В Рагузе жил я долго, поневоле; день казался веком, пока не настало мое искупление. Еще много обязан я милому семейству нашего консула, которое кое-как укоротило длинные для меня дни.

Я посещал многие славянские племена и был везде желанным гостем... Пребывание в Венеции, в Риме, в Неаполе несколько изгладило горькие впечатления, которые оставил во мне выезд из австрийских владений. В марте месяце 1839 года был я уже в Петербурге, а через месяц после — на пути в Бухару!..
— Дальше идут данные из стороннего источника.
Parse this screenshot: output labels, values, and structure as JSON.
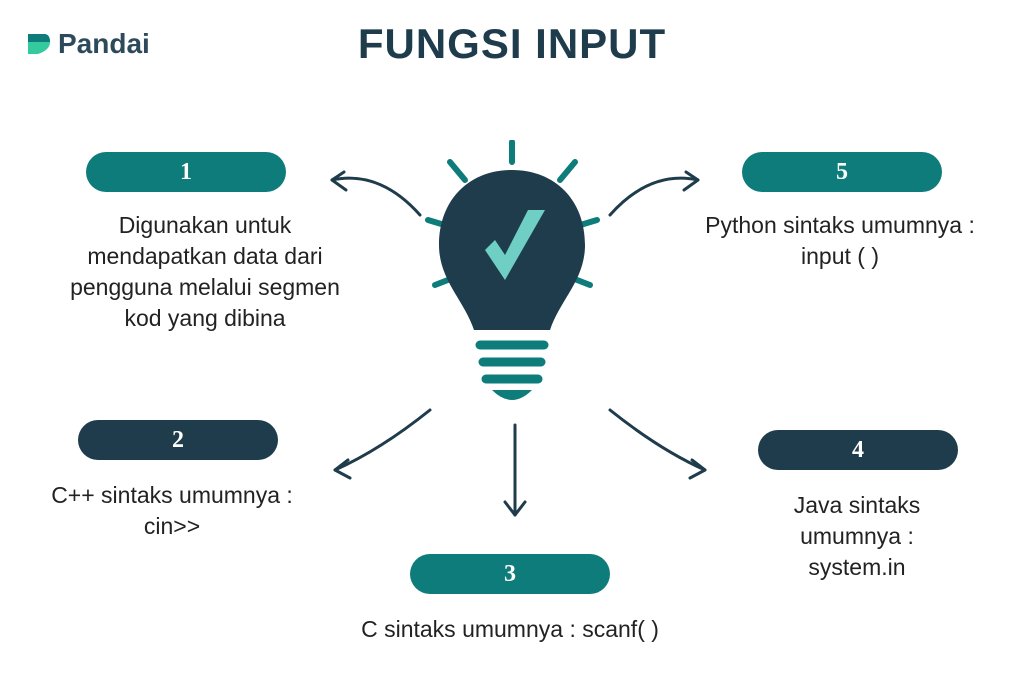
{
  "logo": {
    "word": "Pandai"
  },
  "title": "FUNGSI INPUT",
  "items": [
    {
      "num": "1",
      "text": "Digunakan untuk mendapatkan data dari pengguna melalui segmen kod yang dibina"
    },
    {
      "num": "2",
      "text": "C++ sintaks umumnya : cin>>"
    },
    {
      "num": "3",
      "text": "C sintaks umumnya : scanf( )"
    },
    {
      "num": "4",
      "text": "Java sintaks umumnya : system.in"
    },
    {
      "num": "5",
      "text": "Python sintaks umumnya : input ( )"
    }
  ],
  "colors": {
    "teal": "#0e7c7b",
    "navy": "#1f3c4c"
  }
}
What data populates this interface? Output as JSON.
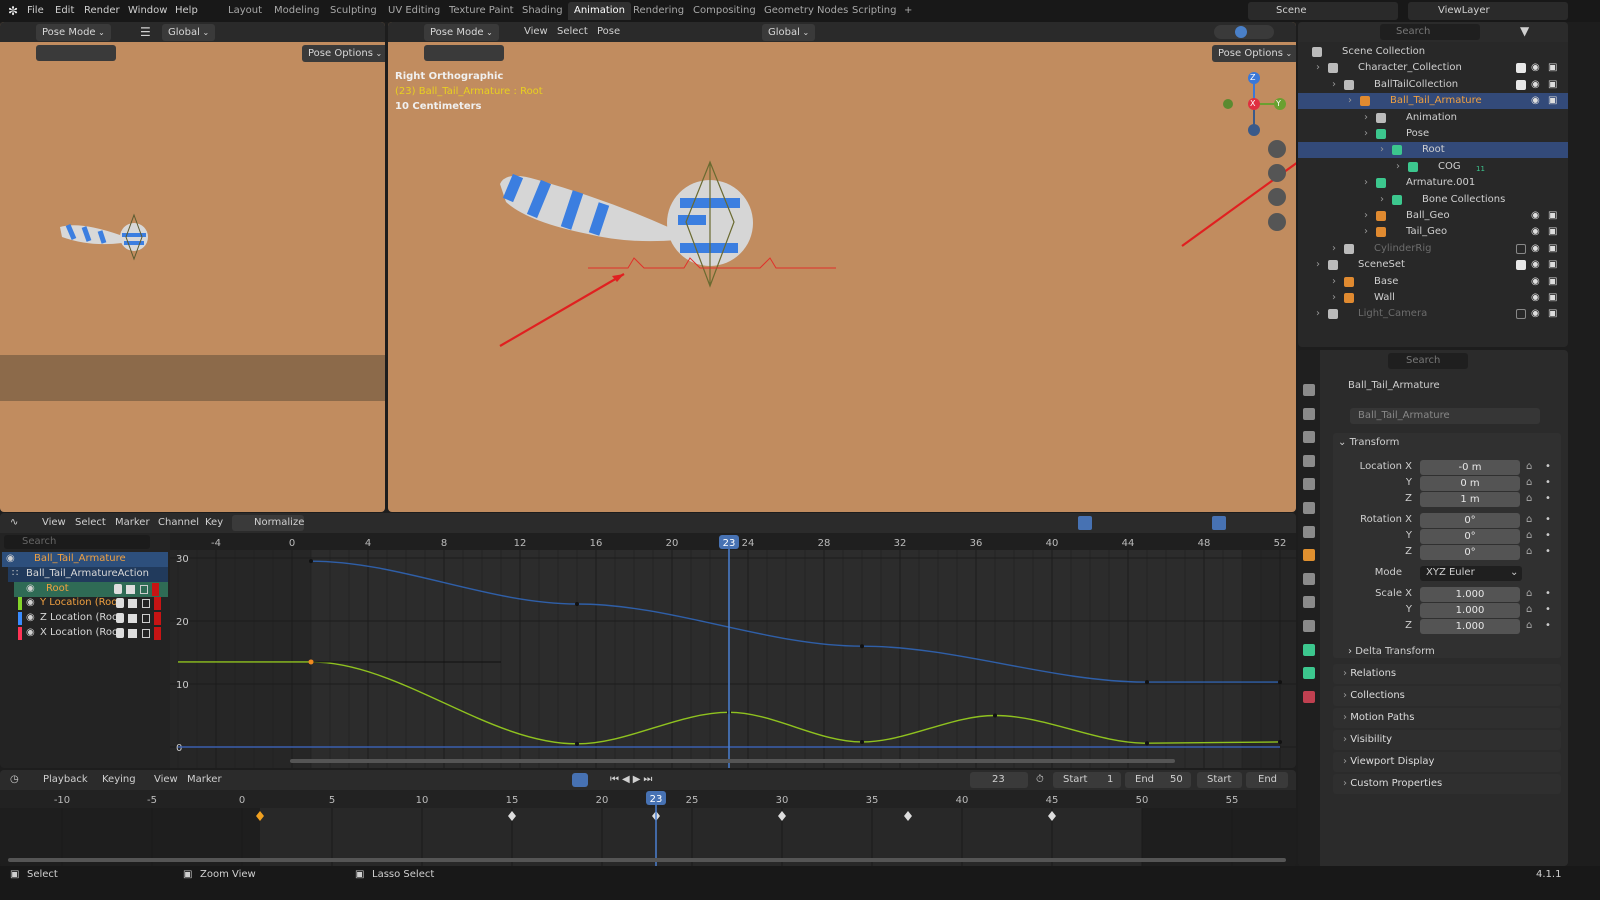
{
  "topbar": {
    "menus": [
      "File",
      "Edit",
      "Render",
      "Window",
      "Help"
    ],
    "workspaces": [
      "Layout",
      "Modeling",
      "Sculpting",
      "UV Editing",
      "Texture Paint",
      "Shading",
      "Animation",
      "Rendering",
      "Compositing",
      "Geometry Nodes",
      "Scripting",
      "+"
    ],
    "active_workspace": "Animation",
    "scene": "Scene",
    "view_layer": "ViewLayer"
  },
  "left_viewport": {
    "mode": "Pose Mode",
    "orientation": "Global",
    "pose_options": "Pose Options"
  },
  "main_viewport": {
    "mode": "Pose Mode",
    "menus": [
      "View",
      "Select",
      "Pose"
    ],
    "orientation": "Global",
    "pose_options": "Pose Options",
    "overlay_view": "Right Orthographic",
    "overlay_object": "(23) Ball_Tail_Armature : Root",
    "overlay_scale": "10 Centimeters",
    "gizmo_axes": [
      "Z",
      "X",
      "Y"
    ]
  },
  "outliner": {
    "search_placeholder": "Search",
    "rows": [
      {
        "label": "Scene Collection",
        "depth": 0,
        "icon": "collection-icon",
        "color": "#d0d0d0"
      },
      {
        "label": "Character_Collection",
        "depth": 1,
        "icon": "collection-icon",
        "color": "#d0d0d0",
        "checkbox": true,
        "eye": true
      },
      {
        "label": "BallTailCollection",
        "depth": 2,
        "icon": "collection-icon",
        "color": "#d0d0d0",
        "checkbox": true,
        "eye": true
      },
      {
        "label": "Ball_Tail_Armature",
        "depth": 3,
        "icon": "armature-icon",
        "color": "#f0a040",
        "selected": true,
        "eye": true
      },
      {
        "label": "Animation",
        "depth": 4,
        "icon": "animation-icon",
        "color": "#d0d0d0"
      },
      {
        "label": "Pose",
        "depth": 4,
        "icon": "pose-icon",
        "color": "#d0d0d0"
      },
      {
        "label": "Root",
        "depth": 5,
        "icon": "bone-icon",
        "color": "#d0d0d0",
        "selected": true
      },
      {
        "label": "COG",
        "depth": 6,
        "icon": "bone-icon",
        "color": "#d0d0d0"
      },
      {
        "label": "Armature.001",
        "depth": 4,
        "icon": "armature-data-icon",
        "color": "#d0d0d0"
      },
      {
        "label": "Bone Collections",
        "depth": 5,
        "icon": "bone-collections-icon",
        "color": "#d0d0d0"
      },
      {
        "label": "Ball_Geo",
        "depth": 4,
        "icon": "mesh-icon",
        "color": "#d0d0d0",
        "eye": true
      },
      {
        "label": "Tail_Geo",
        "depth": 4,
        "icon": "mesh-icon",
        "color": "#d0d0d0",
        "eye": true
      },
      {
        "label": "CylinderRig",
        "depth": 2,
        "icon": "collection-icon",
        "color": "#6c6c6c",
        "checkbox": false,
        "eye": true
      },
      {
        "label": "SceneSet",
        "depth": 1,
        "icon": "collection-icon",
        "color": "#d0d0d0",
        "checkbox": true,
        "eye": true
      },
      {
        "label": "Base",
        "depth": 2,
        "icon": "mesh-icon",
        "color": "#d0d0d0",
        "eye": true
      },
      {
        "label": "Wall",
        "depth": 2,
        "icon": "mesh-icon",
        "color": "#d0d0d0",
        "eye": true
      },
      {
        "label": "Light_Camera",
        "depth": 1,
        "icon": "collection-icon",
        "color": "#6c6c6c",
        "checkbox": false,
        "eye": true
      }
    ],
    "cog_badge": "11"
  },
  "properties": {
    "search_placeholder": "Search",
    "object_name": "Ball_Tail_Armature",
    "object_field": "Ball_Tail_Armature",
    "transform_title": "Transform",
    "fields": [
      {
        "label": "Location X",
        "value": "-0 m"
      },
      {
        "label": "Y",
        "value": "0 m"
      },
      {
        "label": "Z",
        "value": "1 m"
      },
      {
        "label": "Rotation X",
        "value": "0°"
      },
      {
        "label": "Y",
        "value": "0°"
      },
      {
        "label": "Z",
        "value": "0°"
      },
      {
        "label": "Scale X",
        "value": "1.000"
      },
      {
        "label": "Y",
        "value": "1.000"
      },
      {
        "label": "Z",
        "value": "1.000"
      }
    ],
    "mode_label": "Mode",
    "mode_value": "XYZ Euler",
    "delta": "Delta Transform",
    "panels": [
      "Relations",
      "Collections",
      "Motion Paths",
      "Visibility",
      "Viewport Display",
      "Custom Properties"
    ]
  },
  "graph_editor": {
    "menus": [
      "View",
      "Select",
      "Marker",
      "Channel",
      "Key"
    ],
    "normalize": "Normalize",
    "search_placeholder": "Search",
    "channels": [
      {
        "label": "Ball_Tail_Armature",
        "color": "#f0a040",
        "bg": "#2d4f7c"
      },
      {
        "label": "Ball_Tail_ArmatureAction",
        "color": "#d8d8d8",
        "bg": "#213a5c"
      },
      {
        "label": "Root",
        "color": "#f0a040",
        "bg": "#2f6b55"
      },
      {
        "label": "Y Location (Root)",
        "color": "#f0a040",
        "swatch": "#84d42a"
      },
      {
        "label": "Z Location (Root)",
        "color": "#d8d8d8",
        "swatch": "#3a8cff"
      },
      {
        "label": "X Location (Root)",
        "color": "#d8d8d8",
        "swatch": "#ff3355"
      }
    ],
    "frame_ticks": [
      -4,
      0,
      4,
      8,
      12,
      16,
      20,
      24,
      28,
      32,
      36,
      40,
      44,
      48,
      52
    ],
    "value_ticks": [
      0,
      10,
      20,
      30
    ],
    "current_frame": 23,
    "curves": [
      {
        "name": "Y Location (Root)",
        "color": "#8fc21f",
        "keys": [
          [
            1,
            13.5
          ],
          [
            15,
            0.5
          ],
          [
            23,
            5.5
          ],
          [
            30,
            0.8
          ],
          [
            37,
            5
          ],
          [
            45,
            0.6
          ],
          [
            52,
            0.8
          ]
        ]
      },
      {
        "name": "Z Location (Root)",
        "color": "#2f5fa8",
        "keys": [
          [
            1,
            29.5
          ],
          [
            15,
            22.7
          ],
          [
            30,
            16
          ],
          [
            45,
            10.3
          ],
          [
            52,
            10.3
          ]
        ]
      },
      {
        "name": "X Location (Root)",
        "color": "#3a5fae",
        "keys": [
          [
            -6,
            0
          ],
          [
            52,
            0
          ]
        ]
      }
    ]
  },
  "timeline": {
    "menus": [
      "Playback",
      "Keying",
      "View",
      "Marker"
    ],
    "current_frame": "23",
    "start_label": "Start",
    "start_value": "1",
    "end_label": "End",
    "end_value": "50",
    "jump_start": "Start",
    "jump_end": "End",
    "frame_ticks": [
      -10,
      -5,
      0,
      5,
      10,
      15,
      20,
      25,
      30,
      35,
      40,
      45,
      50,
      55
    ],
    "keyframes": [
      1,
      15,
      23,
      30,
      37,
      45
    ]
  },
  "statusbar": {
    "select": "Select",
    "zoom": "Zoom View",
    "lasso": "Lasso Select",
    "version": "4.1.1"
  }
}
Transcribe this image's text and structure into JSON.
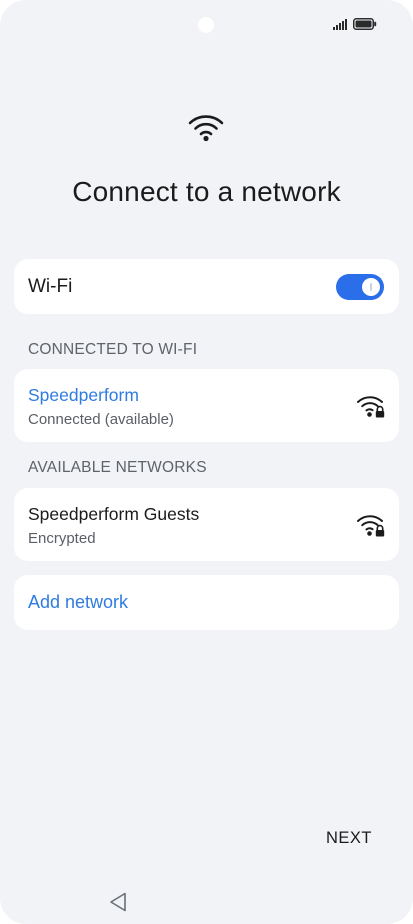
{
  "page": {
    "title": "Connect to a network",
    "next_label": "NEXT"
  },
  "wifi_toggle": {
    "label": "Wi-Fi",
    "enabled": true
  },
  "connected_section": {
    "header": "CONNECTED TO WI-FI",
    "network": {
      "name": "Speedperform",
      "status": "Connected (available)",
      "icon": "wifi-lock-icon"
    }
  },
  "available_section": {
    "header": "AVAILABLE NETWORKS",
    "networks": [
      {
        "name": "Speedperform Guests",
        "status": "Encrypted",
        "icon": "wifi-lock-icon"
      }
    ]
  },
  "add_network": {
    "label": "Add network"
  },
  "colors": {
    "accent": "#2f7be0",
    "toggle_on": "#2a6ee9",
    "background": "#f1f3f6",
    "card": "#ffffff"
  },
  "status_bar": {
    "icons": [
      "signal-icon",
      "battery-icon"
    ]
  },
  "nav_bar": {
    "icons": [
      "back-icon"
    ]
  }
}
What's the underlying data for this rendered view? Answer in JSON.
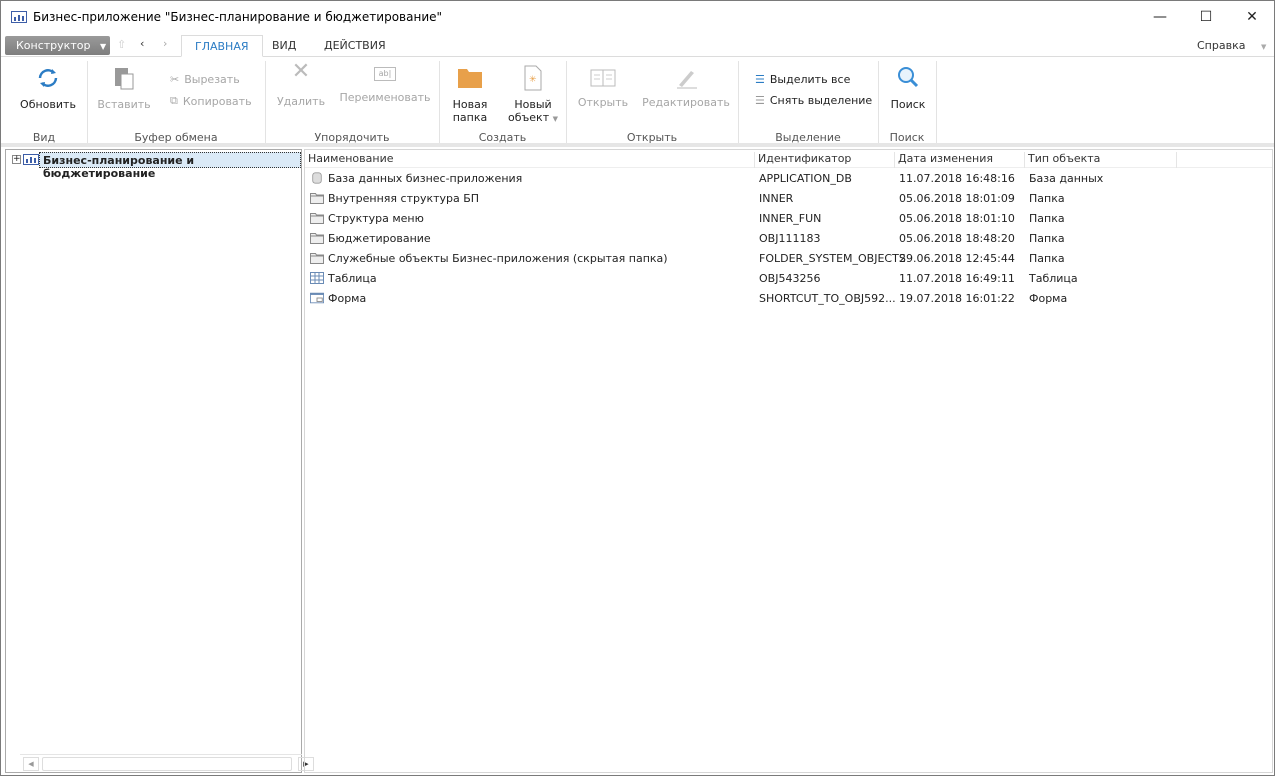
{
  "window": {
    "title": "Бизнес-приложение \"Бизнес-планирование и бюджетирование\"",
    "minimize": "—",
    "maximize": "☐",
    "close": "✕"
  },
  "tabs": {
    "konstruktor": "Конструктор",
    "items": [
      {
        "label": "ГЛАВНАЯ",
        "active": true
      },
      {
        "label": "ВИД"
      },
      {
        "label": "ДЕЙСТВИЯ"
      }
    ],
    "help": "Справка"
  },
  "ribbon": {
    "groups": {
      "view": "Вид",
      "clipboard": "Буфер обмена",
      "arrange": "Упорядочить",
      "create": "Создать",
      "open": "Открыть",
      "selection": "Выделение",
      "search": "Поиск"
    },
    "refresh": "Обновить",
    "paste": "Вставить",
    "cut": "Вырезать",
    "copy": "Копировать",
    "delete": "Удалить",
    "rename": "Переименовать",
    "new_folder_1": "Новая",
    "new_folder_2": "папка",
    "new_object_1": "Новый",
    "new_object_2": "объект",
    "open_btn": "Открыть",
    "edit": "Редактировать",
    "select_all": "Выделить все",
    "deselect": "Снять выделение",
    "search_btn": "Поиск"
  },
  "tree": {
    "root": "Бизнес-планирование и бюджетирование"
  },
  "table": {
    "columns": [
      "Наименование",
      "Идентификатор",
      "Дата изменения",
      "Тип объекта"
    ],
    "rows": [
      {
        "icon": "database",
        "name": "База данных бизнес-приложения",
        "id": "APPLICATION_DB",
        "date": "11.07.2018 16:48:16",
        "type": "База данных"
      },
      {
        "icon": "folder",
        "name": "Внутренняя структура БП",
        "id": "INNER",
        "date": "05.06.2018 18:01:09",
        "type": "Папка"
      },
      {
        "icon": "folder",
        "name": "Структура меню",
        "id": "INNER_FUN",
        "date": "05.06.2018 18:01:10",
        "type": "Папка"
      },
      {
        "icon": "folder",
        "name": "Бюджетирование",
        "id": "OBJ111183",
        "date": "05.06.2018 18:48:20",
        "type": "Папка"
      },
      {
        "icon": "folder",
        "name": "Служебные объекты Бизнес-приложения (скрытая папка)",
        "id": "FOLDER_SYSTEM_OBJECTS",
        "date": "29.06.2018 12:45:44",
        "type": "Папка"
      },
      {
        "icon": "table",
        "name": "Таблица",
        "id": "OBJ543256",
        "date": "11.07.2018 16:49:11",
        "type": "Таблица"
      },
      {
        "icon": "form",
        "name": "Форма",
        "id": "SHORTCUT_TO_OBJ592...",
        "date": "19.07.2018 16:01:22",
        "type": "Форма"
      }
    ]
  },
  "colors": {
    "accent": "#2b7cc4",
    "folder": "#e8a04a"
  }
}
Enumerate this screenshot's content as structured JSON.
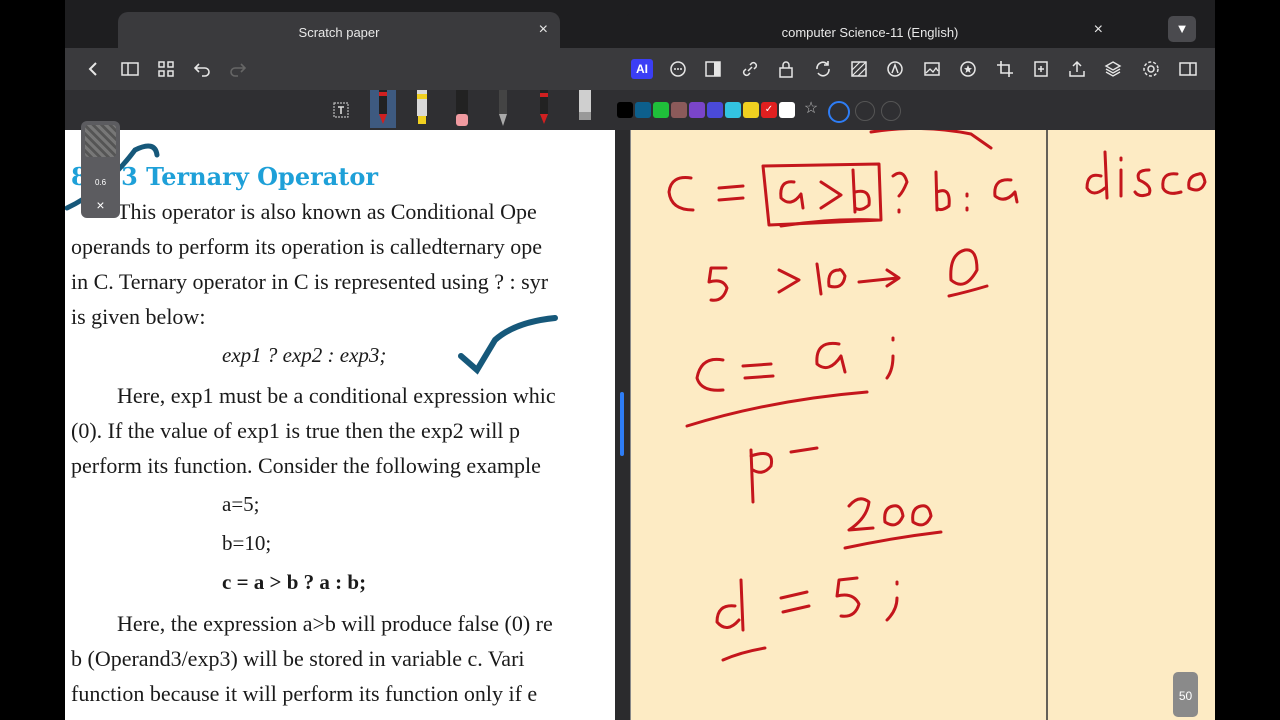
{
  "tabs": [
    {
      "title": "Scratch paper",
      "close_label": "×"
    },
    {
      "title": "computer Science-11 (English)",
      "close_label": "×"
    }
  ],
  "tab_dropdown_icon": "▼",
  "toolbar": {
    "left_icons": [
      "back-icon",
      "sidebar-icon",
      "grid-icon",
      "undo-icon",
      "redo-icon"
    ],
    "right_icons": [
      "ai-icon",
      "chat-icon",
      "page-view-icon",
      "link-icon",
      "lock-icon",
      "sync-icon",
      "pattern-icon",
      "shape-icon",
      "image-icon",
      "sticker-icon",
      "crop-icon",
      "add-page-icon",
      "export-icon",
      "layers-icon",
      "settings-icon",
      "panel-icon"
    ],
    "ai_label": "AI"
  },
  "pen_widget": {
    "size": "0.6",
    "close": "×"
  },
  "palette": [
    "#000000",
    "#0d5f8c",
    "#1fbf3a",
    "#8b5a5a",
    "#7a45c9",
    "#4a4ad9",
    "#33c3e0",
    "#f0d020",
    "#e02020",
    "#ffffff"
  ],
  "document": {
    "heading": "8.1.3 Ternary Operator",
    "lines": [
      "This operator is also known as Conditional Ope",
      "operands to perform its operation is calledternary ope",
      "in C. Ternary operator in C is represented using ? : syr",
      "is given below:"
    ],
    "syntax": "exp1 ? exp2 : exp3;",
    "para2": [
      "Here, exp1 must be a conditional expression whic",
      "(0). If the value of exp1 is true then the exp2 will p",
      "perform its function. Consider the following example"
    ],
    "code": [
      "a=5;",
      "b=10;",
      "c = a > b  ?  a  :  b;"
    ],
    "para3": [
      "Here, the expression a>b will produce false (0) re",
      "b (Operand3/exp3) will be stored in variable c. Vari",
      "function because it will perform its function only if e"
    ]
  },
  "page_number": "50"
}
Рим и пустыни киргиз-казачьих степей для меня слились воедино. Выражаясь словами кочевого народа, с бытом которого так свыкся впоследствии, я сказал бы: еще пыль, взбитая копытами коня моего, не улеглась на развалинах Рима или, более правдоподобно, еще шум и гул европейского города, живущего двойною, напряженною жизнию, отдавался в ушах моих, а мой страннический шатер уже стоял одиноко в безграничной степи Азии.

ПРИБАВЛЕНИЕ [141]

ГЕОЛОГИЧЕСКИЙ ОЧЕРК ЧЕРНОГОРИИ

Страна, называемая Црна-гора туземцами, Monte-negro — иностранцами (правильнее Monte-nero), Карадак — турками, Черногория — нами, занимает около 100 квадратных географических миль. В политическом своем состоянии Черногория делится, как мы уже сказали, на собственную Черногорию и Бердь (Брд): это деление обозначено самою природой.

Собственная Черногория в естественном отношении имеет свой отдельный характер; девять десятых ее пространства занимают горы, составляющие отроги приморской цепи: они не имеют никакой последовательности в своем направлении, распространены, или разметаны, в неправильных сопках и глыбах, запутаны узлами и сетью, совершенно наги, лишены воды и всякой растительности. Исполненные пещер, они представляют жалкий, сухой скелет природы, покрытый язвами и преданный разрушению. Южная часть Черногории, или Церничская нахия, отличается своими плодоносными равнинами. Северную, возвышеннейшую ее часть, занимает [142] Бердь; горы Берди идут правильными грядами, оставляя место быстрым потокам и рекам, роскошным низменным и горным равнинам; прозябаемость ее замечательна своею силой: ни в южной части Алтая, ни в Тироле не видал я сосен таких огромных размеров.

Для связи целой статьи мы должны развить систему гор, в которую входит Черногория; тем это необходимее, что читатель не может пользоваться при этом существующими картами, полными изумительных ошибок, которые может извинить только одна неприступность края.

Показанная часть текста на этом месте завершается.